A consensus is also emerging to accelerate the setup of a permanent aid fund planned for July 2013, the European Stability Mechanism. Next week’s discussions will focus on creating it a year earlier, in July 2012, and easing unanimity rules that permit solitary countries to block bailouts.

One proposal is to enable aid to proceed when backed by countries representing 95 percent of the fund’s capital on the basis of an assessment by the EU and ECB, the people said. Another proposal would set an 85 percent threshold.

Dodging Politics

Revisions to the voting rules would prevent local politics in smaller countries from stopping measures deemed necessary by Germany and France. Slovakia, for example, stayed out of Greece’s first aid package. Finland spent three months negotiating a tailor-made collateral arrangement as its price for contributing to the next one.
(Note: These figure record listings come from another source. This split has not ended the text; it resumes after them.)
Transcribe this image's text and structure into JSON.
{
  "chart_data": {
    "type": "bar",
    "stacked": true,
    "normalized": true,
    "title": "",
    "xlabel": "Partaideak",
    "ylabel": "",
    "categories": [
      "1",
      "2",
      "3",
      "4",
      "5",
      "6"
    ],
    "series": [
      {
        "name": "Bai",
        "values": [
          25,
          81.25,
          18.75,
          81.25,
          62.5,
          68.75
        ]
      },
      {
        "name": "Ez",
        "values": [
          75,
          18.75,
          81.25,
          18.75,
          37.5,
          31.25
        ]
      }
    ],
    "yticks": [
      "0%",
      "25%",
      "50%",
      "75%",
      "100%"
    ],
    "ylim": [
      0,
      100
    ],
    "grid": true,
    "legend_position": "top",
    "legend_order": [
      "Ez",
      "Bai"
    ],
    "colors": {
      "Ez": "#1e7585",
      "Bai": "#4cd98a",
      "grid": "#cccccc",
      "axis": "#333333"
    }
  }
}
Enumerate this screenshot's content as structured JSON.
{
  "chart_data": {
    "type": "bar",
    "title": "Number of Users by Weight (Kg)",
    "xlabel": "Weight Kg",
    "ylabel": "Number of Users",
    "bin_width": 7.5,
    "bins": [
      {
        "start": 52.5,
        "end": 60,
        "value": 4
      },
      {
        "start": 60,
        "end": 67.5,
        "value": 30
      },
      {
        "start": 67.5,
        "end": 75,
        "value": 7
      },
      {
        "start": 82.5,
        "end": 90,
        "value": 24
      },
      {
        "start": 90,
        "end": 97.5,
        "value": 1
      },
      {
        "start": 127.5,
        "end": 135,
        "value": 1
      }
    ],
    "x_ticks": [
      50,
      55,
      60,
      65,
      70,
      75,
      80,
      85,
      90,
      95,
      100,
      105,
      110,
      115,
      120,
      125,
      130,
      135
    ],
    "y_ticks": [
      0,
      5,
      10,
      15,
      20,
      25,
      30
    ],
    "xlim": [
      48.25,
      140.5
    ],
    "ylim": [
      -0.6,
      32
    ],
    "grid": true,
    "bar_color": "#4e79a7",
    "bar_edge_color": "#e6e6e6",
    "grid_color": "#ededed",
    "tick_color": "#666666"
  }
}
Greece’s plight and dwindling investor confidence in the bonds of Italy, the world’s fourth-largest debtor, have triggered a reconsideration of bondholder loss-sharing provisions as part of the permanent fund, the people said.

Germany was the main driver behind the provisions for “private sector involvement.” The July accord on a second Greek bailout threw that into question by declaring Greece’s case “exceptional and unique.”

A leading opponent of further bondholder losses is Ireland, aiming to return to market financing by the end of 2012 after receiving 67.5 billion euros in aid last year.

It is “perfectly clear” that bondholder burden-sharing “is an issue of concern not only to Ireland but to other countries,” Irish Prime Minister Enda Kenny said in Brussels yesterday.